Ahora, el funcionamiento del federalismo en México no depende solamente de limitar las ansias centralistas de cualquier Presidente. Peña Nieto fue un mandatario sumamente centralista y pocos lo señalamos -¡así nos fue!. Todos sus proyectos, desde la seguridad hasta la educación, contemplaban la centralización de competencias. No hubo ningún gobernador que apelara al respeto al pacto federal. Algo similar sucede con López Obrador tanto en el proyecto de guardia nacional, como en la estructura de súper delegados, como en la negociación del presupuesto o el mantenimiento de la nómina educativa en esferas federales. Es natural que un mandatario federal busque tener más alcances y competencias, el tema es la oposición de los afectados, en este caso los gobernadores.
En paralelo a que López Obrador deseche las propuestas que vulneran el pacto federal, el federalismo necesita gobernadores responsables. Es difícil reivindicar la descentralización en el México del siglo XXI porque parece que es apoyar con más dinero y recursos a entidades federativas que han sido gobernadas por sátrapas. Es como pedir más lana para Duarte o Borge. De la misma forma, los gobernadores tienen que comprometerse a recaudar y no sólo estirar la mano para que papá Presidente pague. Un auténtico federalismo debe partir del fortalecimiento de las instituciones locales: auditorías confiables, contrapesos creíbles, congresos que fiscalicen al Gobierno y una sociedad civil exigente. Si es así, no hay mejor modelo que el federalista. El federalismo no debe significar, nunca más, impunidad para hacer lo que se le dé la gana a un gobernante en un territorio específico.

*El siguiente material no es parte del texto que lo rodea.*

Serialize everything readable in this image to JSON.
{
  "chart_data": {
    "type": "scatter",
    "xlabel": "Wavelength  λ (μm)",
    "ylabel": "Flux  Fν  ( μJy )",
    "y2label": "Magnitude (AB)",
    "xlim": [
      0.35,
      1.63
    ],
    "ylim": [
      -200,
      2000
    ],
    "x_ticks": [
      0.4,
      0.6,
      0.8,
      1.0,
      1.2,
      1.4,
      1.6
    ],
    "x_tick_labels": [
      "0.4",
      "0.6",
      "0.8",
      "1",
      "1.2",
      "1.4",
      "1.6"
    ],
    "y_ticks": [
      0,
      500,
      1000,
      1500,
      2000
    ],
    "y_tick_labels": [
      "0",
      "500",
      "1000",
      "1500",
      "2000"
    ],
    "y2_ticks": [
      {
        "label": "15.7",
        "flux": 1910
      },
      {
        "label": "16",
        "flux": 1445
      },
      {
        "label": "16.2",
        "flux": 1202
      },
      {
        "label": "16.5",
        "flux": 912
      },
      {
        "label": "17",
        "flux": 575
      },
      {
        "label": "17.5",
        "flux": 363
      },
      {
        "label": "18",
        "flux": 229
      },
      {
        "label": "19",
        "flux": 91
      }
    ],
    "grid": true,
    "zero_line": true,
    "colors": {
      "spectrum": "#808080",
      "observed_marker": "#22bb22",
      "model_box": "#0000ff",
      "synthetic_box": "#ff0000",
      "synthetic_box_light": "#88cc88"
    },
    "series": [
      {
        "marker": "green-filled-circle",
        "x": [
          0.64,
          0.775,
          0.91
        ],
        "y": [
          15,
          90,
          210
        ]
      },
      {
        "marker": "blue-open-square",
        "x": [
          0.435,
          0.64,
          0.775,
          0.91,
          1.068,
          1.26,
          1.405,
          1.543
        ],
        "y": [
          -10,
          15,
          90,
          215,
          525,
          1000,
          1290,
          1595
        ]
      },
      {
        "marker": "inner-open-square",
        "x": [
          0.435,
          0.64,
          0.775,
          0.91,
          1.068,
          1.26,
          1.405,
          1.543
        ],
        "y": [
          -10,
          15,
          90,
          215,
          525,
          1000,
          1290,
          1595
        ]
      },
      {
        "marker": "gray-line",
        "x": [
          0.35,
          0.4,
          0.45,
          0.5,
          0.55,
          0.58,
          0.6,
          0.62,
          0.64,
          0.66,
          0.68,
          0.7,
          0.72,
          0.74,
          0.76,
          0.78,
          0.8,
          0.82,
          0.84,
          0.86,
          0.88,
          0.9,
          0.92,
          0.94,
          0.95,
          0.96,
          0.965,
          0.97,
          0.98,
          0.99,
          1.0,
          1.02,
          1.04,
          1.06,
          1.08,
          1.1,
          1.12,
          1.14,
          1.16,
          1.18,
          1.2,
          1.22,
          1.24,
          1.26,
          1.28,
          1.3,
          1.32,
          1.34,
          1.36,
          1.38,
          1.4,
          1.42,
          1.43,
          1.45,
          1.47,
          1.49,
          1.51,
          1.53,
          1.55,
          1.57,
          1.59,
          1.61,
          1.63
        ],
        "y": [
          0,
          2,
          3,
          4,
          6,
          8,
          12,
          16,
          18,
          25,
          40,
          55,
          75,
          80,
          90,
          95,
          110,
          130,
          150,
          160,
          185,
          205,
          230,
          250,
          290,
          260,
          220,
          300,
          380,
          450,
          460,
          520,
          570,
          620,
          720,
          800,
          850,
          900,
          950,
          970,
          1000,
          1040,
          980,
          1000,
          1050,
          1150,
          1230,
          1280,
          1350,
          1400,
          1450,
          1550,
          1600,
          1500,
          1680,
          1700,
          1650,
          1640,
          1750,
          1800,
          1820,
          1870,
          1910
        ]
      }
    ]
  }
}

El contexto político es claro, López Obrador enfrentará un contrapeso innegable: los gobernadores que pierdan el miedo de oponerse a su proyecto. En el Congreso no va a tener problema. Morena sólo gobierna cinco estados y tiene alianzas muy sólidas en otros 15. No obstante, muchos gobiernos estatales, la mayoría del PAN, podrían alzar la voz contra decisiones presidenciales que suponen vulnerar la autonomía de los estados. La disputa es inherente a la política y lo extraño era que en México no existiera un debate álgido y profundo sobre competencias y autonomía-una deliberación que existe en todas las democracias. Un contexto propicio para construir en México un verdadero federalismo y no la simulación que nos ha dejado como resultado la transición.